Observação interessante: a maioria das pessoas não percebe o quão profundamente a política está entrelaçada com a energia. Os eventos recentes na Venezuela demonstram isso claramente. Quando se fala sobre reservas de petróleo por país, geralmente se lembra do Oriente Médio, mas poucos sabem que a Venezuela detém o recorde com mais de 303 bilhões de barris. Ao mesmo tempo, a maior parte desse petróleo é extrapesado, difícil de processar. Mas o mais importante não é isso. O principal é que esse país quase não consegue explorar seu potencial devido à instabilidade política, corrupção e sanções americanas. Atualmente, a Venezuela produz menos de 1 milhão de barris por dia, embora pudesse produzir muito mais.



A Arábia Saudita ocupa o segundo lugar com 267 bilhões de barris, mas essa é uma história completamente diferente. Seu petróleo é acessível, barato de extrair, e isso lhes dá uma influência enorme no mercado mundial. Riad atua praticamente como um regulador na OPEP+, controlando os volumes de produção para manter os preços. Essa é a verdadeira autoridade.

A terceira posição fica com o Irã, com 209 bilhões de barris, mas aqui também a política interfere. Apesar das sanções, em 2025 as exportações de petróleo iraniano atingiram o máximo em sete anos.

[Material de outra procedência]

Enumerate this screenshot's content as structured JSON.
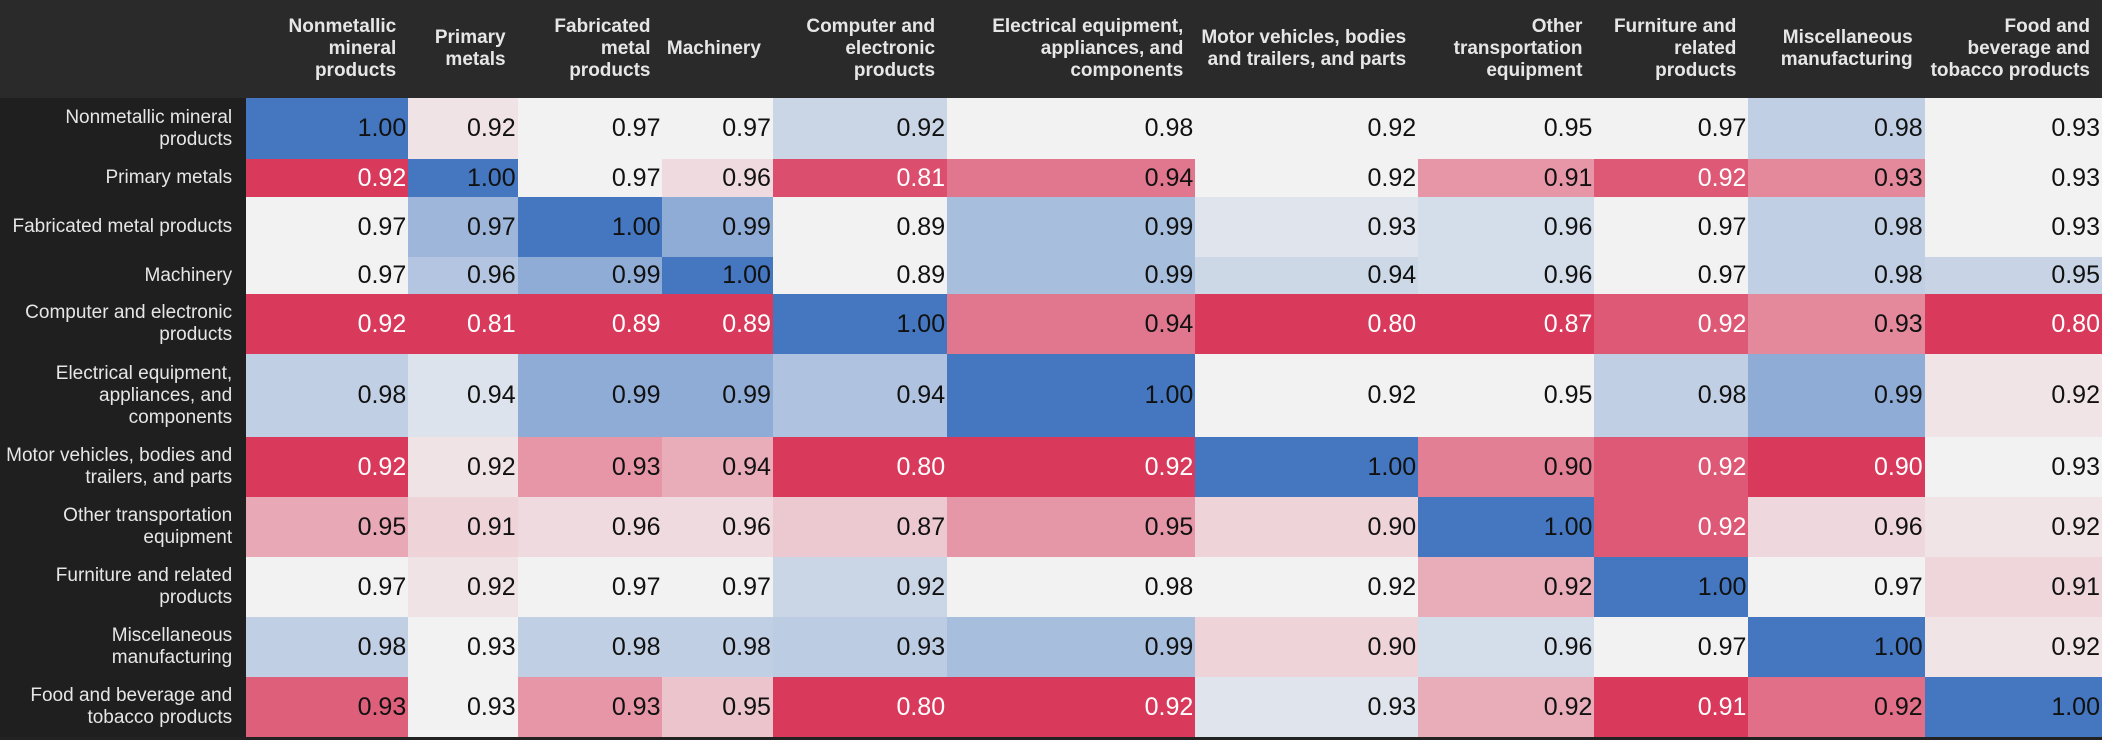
{
  "chart_data": {
    "type": "heatmap",
    "x_labels": [
      "Nonmetallic mineral products",
      "Primary metals",
      "Fabricated metal products",
      "Machinery",
      "Computer and electronic products",
      "Electrical equipment, appliances, and components",
      "Motor vehicles, bodies and trailers, and parts",
      "Other transportation equipment",
      "Furniture and related products",
      "Miscellaneous manufacturing",
      "Food and beverage and tobacco products"
    ],
    "y_labels": [
      "Nonmetallic mineral products",
      "Primary metals",
      "Fabricated metal products",
      "Machinery",
      "Computer and electronic products",
      "Electrical equipment, appliances, and components",
      "Motor vehicles, bodies and trailers, and parts",
      "Other transportation equipment",
      "Furniture and related products",
      "Miscellaneous manufacturing",
      "Food and beverage and tobacco products"
    ],
    "values": [
      [
        1.0,
        0.92,
        0.97,
        0.97,
        0.92,
        0.98,
        0.92,
        0.95,
        0.97,
        0.98,
        0.93
      ],
      [
        0.92,
        1.0,
        0.97,
        0.96,
        0.81,
        0.94,
        0.92,
        0.91,
        0.92,
        0.93,
        0.93
      ],
      [
        0.97,
        0.97,
        1.0,
        0.99,
        0.89,
        0.99,
        0.93,
        0.96,
        0.97,
        0.98,
        0.93
      ],
      [
        0.97,
        0.96,
        0.99,
        1.0,
        0.89,
        0.99,
        0.94,
        0.96,
        0.97,
        0.98,
        0.95
      ],
      [
        0.92,
        0.81,
        0.89,
        0.89,
        1.0,
        0.94,
        0.8,
        0.87,
        0.92,
        0.93,
        0.8
      ],
      [
        0.98,
        0.94,
        0.99,
        0.99,
        0.94,
        1.0,
        0.92,
        0.95,
        0.98,
        0.99,
        0.92
      ],
      [
        0.92,
        0.92,
        0.93,
        0.94,
        0.8,
        0.92,
        1.0,
        0.9,
        0.92,
        0.9,
        0.93
      ],
      [
        0.95,
        0.91,
        0.96,
        0.96,
        0.87,
        0.95,
        0.9,
        1.0,
        0.92,
        0.96,
        0.92
      ],
      [
        0.97,
        0.92,
        0.97,
        0.97,
        0.92,
        0.98,
        0.92,
        0.92,
        1.0,
        0.97,
        0.91
      ],
      [
        0.98,
        0.93,
        0.98,
        0.98,
        0.93,
        0.99,
        0.9,
        0.96,
        0.97,
        1.0,
        0.92
      ],
      [
        0.93,
        0.93,
        0.93,
        0.95,
        0.8,
        0.92,
        0.93,
        0.92,
        0.91,
        0.92,
        1.0
      ]
    ],
    "colors": {
      "high": "#4477c0",
      "neutral": "#f2f2f2",
      "low": "#d93a5c",
      "header_bg": "#2a2a2a",
      "row_header_bg": "#1f1f1f",
      "header_text": "#e6e6e6"
    }
  }
}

Isso mostra que, mesmo com restrições globais, é possível encontrar caminhos. Claro que o contrabando de combustível continua sendo um problema sério.

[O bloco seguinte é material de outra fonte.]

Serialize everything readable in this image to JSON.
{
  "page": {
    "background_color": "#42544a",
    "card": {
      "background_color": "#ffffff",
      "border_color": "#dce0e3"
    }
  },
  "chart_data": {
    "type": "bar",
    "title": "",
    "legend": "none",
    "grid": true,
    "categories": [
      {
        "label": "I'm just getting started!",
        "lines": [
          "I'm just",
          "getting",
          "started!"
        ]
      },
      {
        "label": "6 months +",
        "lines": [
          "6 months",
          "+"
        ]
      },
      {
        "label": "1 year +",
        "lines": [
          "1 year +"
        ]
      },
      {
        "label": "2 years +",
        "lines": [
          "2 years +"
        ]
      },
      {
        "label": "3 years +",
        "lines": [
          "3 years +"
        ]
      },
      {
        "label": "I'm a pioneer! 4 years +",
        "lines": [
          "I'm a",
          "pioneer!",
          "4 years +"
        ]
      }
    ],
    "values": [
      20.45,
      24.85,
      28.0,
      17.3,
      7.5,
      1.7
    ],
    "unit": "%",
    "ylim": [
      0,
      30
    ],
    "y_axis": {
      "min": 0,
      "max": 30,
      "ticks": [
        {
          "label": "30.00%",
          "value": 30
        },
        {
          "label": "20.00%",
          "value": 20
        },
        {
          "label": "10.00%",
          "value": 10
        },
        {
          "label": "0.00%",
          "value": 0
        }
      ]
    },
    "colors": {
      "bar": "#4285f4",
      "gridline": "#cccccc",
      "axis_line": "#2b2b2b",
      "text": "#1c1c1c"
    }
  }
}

O Canadá ocupa a quarta posição, com 163 bilhões de barris em areias betuminosas de Alberta. Tecnicamente, são reservas comprovadas, mas sua extração é cara e exige muita energia. Interessante que as notícias recentes sobre uma possível retomada das exportações venezuelanas para os EUA tenham causado preocupação entre os produtores canadenses.

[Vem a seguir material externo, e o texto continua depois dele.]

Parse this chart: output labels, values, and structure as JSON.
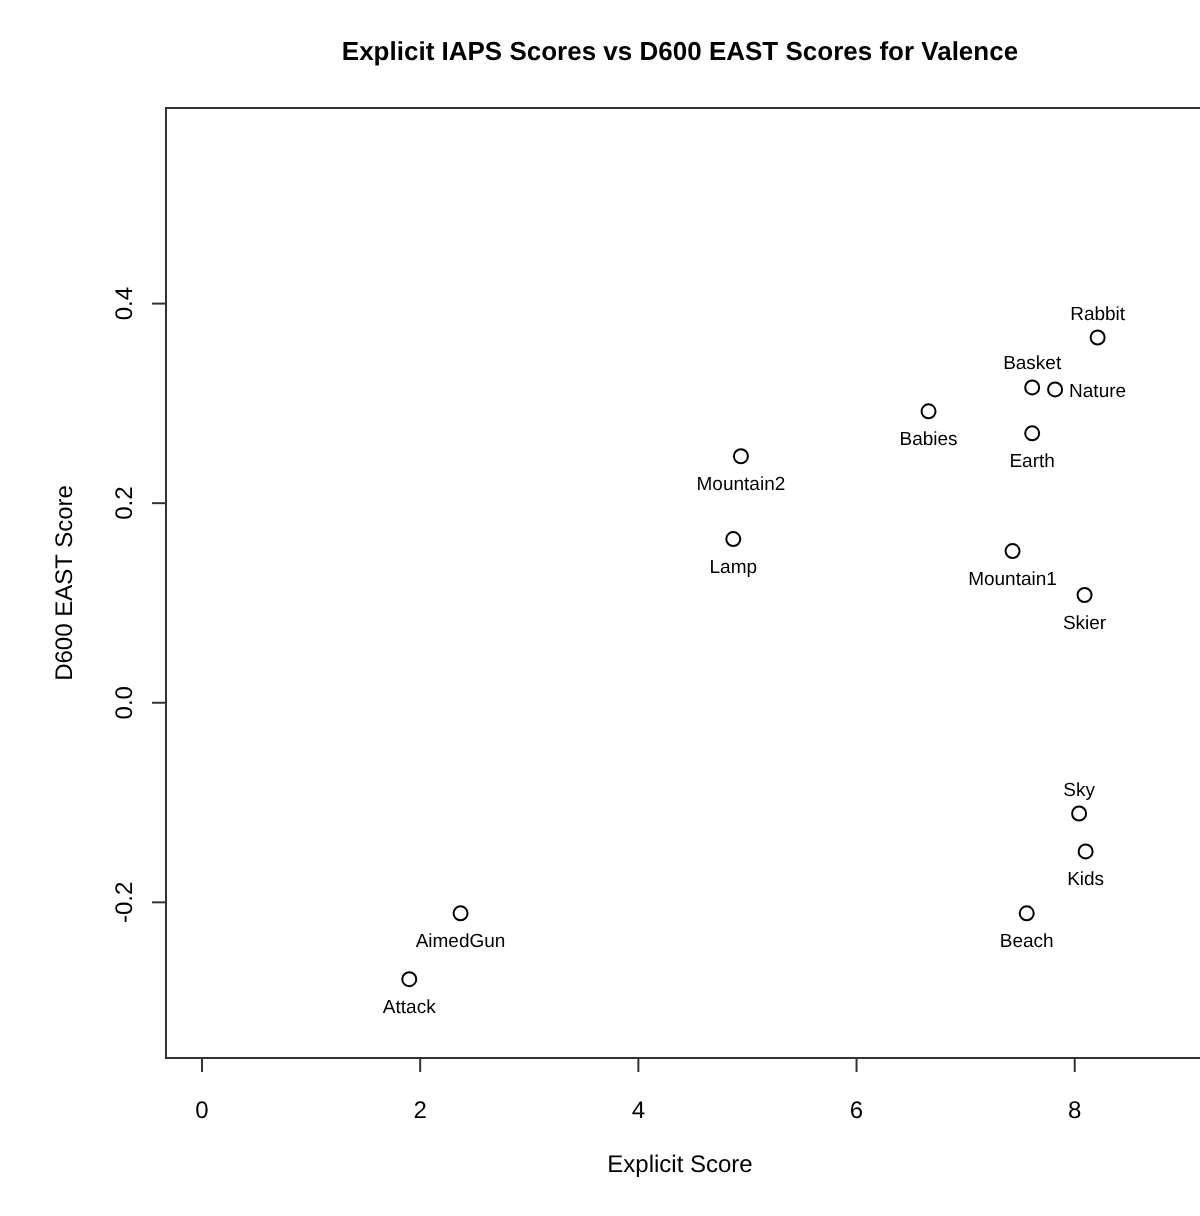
{
  "chart_data": {
    "type": "scatter",
    "title": "Explicit IAPS Scores vs D600 EAST Scores for Valence",
    "xlabel": "Explicit Score",
    "ylabel": "D600 EAST Score",
    "x": [
      8.21,
      7.61,
      7.82,
      6.66,
      7.61,
      4.94,
      4.87,
      7.43,
      8.09,
      8.04,
      8.1,
      7.56,
      2.37,
      1.9
    ],
    "series": [
      {
        "color": "#000000",
        "values": [
          0.366,
          0.316,
          0.314,
          0.292,
          0.27,
          0.247,
          0.164,
          0.152,
          0.108,
          -0.111,
          -0.149,
          -0.211,
          -0.211,
          -0.277
        ]
      }
    ],
    "xlim": [
      -0.33,
      9.13
    ],
    "ylim": [
      -0.356,
      0.596
    ],
    "xticks": [
      0,
      2,
      4,
      6,
      8
    ],
    "yticks": [
      {
        "value": -0.2,
        "label": "-0.2"
      },
      {
        "value": 0,
        "label": "0.0"
      },
      {
        "value": 0.2,
        "label": "0.2"
      },
      {
        "value": 0.4,
        "label": "0.4"
      }
    ],
    "marker": "circle",
    "grid": false,
    "annotations": [
      {
        "text": "Rabbit",
        "x": 8.21,
        "y": 0.366
      },
      {
        "text": "Basket",
        "x": 7.61,
        "y": 0.316
      },
      {
        "text": "Nature",
        "x": 7.82,
        "y": 0.314
      },
      {
        "text": "Babies",
        "x": 6.66,
        "y": 0.292
      },
      {
        "text": "Earth",
        "x": 7.61,
        "y": 0.27
      },
      {
        "text": "Mountain2",
        "x": 4.94,
        "y": 0.247
      },
      {
        "text": "Lamp",
        "x": 4.87,
        "y": 0.164
      },
      {
        "text": "Mountain1",
        "x": 7.43,
        "y": 0.152
      },
      {
        "text": "Skier",
        "x": 8.09,
        "y": 0.108
      },
      {
        "text": "Sky",
        "x": 8.04,
        "y": -0.111
      },
      {
        "text": "Kids",
        "x": 8.1,
        "y": -0.149
      },
      {
        "text": "Beach",
        "x": 7.56,
        "y": -0.211
      },
      {
        "text": "AimedGun",
        "x": 2.37,
        "y": -0.211
      },
      {
        "text": "Attack",
        "x": 1.9,
        "y": -0.277
      }
    ]
  }
}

O Iraque fecha o top 5 com 145 bilhões de barris. Sua economia depende totalmente da exportação de petróleo, mas conflitos internos e infraestrutura fraca limitam seu potencial. Ainda assim, é um fornecedor chave para compradores asiáticos e europeus.

Se olharmos para o panorama global, o Oriente Médio controla cerca de 48% das reservas mundiais de petróleo. Os Emirados Árabes Unidos e o Kuwait possuem mais de 100 bilhões de barris cada. A Rússia, com 80 bilhões de barris, permanece como um exportador estratégico, embora as sanções afetem seu potencial. Os EUA ocupam a décima posição, mas graças à tecnologia de extração de petróleo de xisto, continuam sendo um dos maiores produtores.

Toda essa informação sobre reservas de petróleo por país revela uma verdade simples: o controle sobre a energia é o controle sobre a geopolítica. Quem possui petróleo de fácil acesso tem vantagem. Quem tem reservas, mas enfrenta problemas de estabilidade política ou sanções, fica na periferia. Não é apenas uma questão econômica, é um jogo de influência.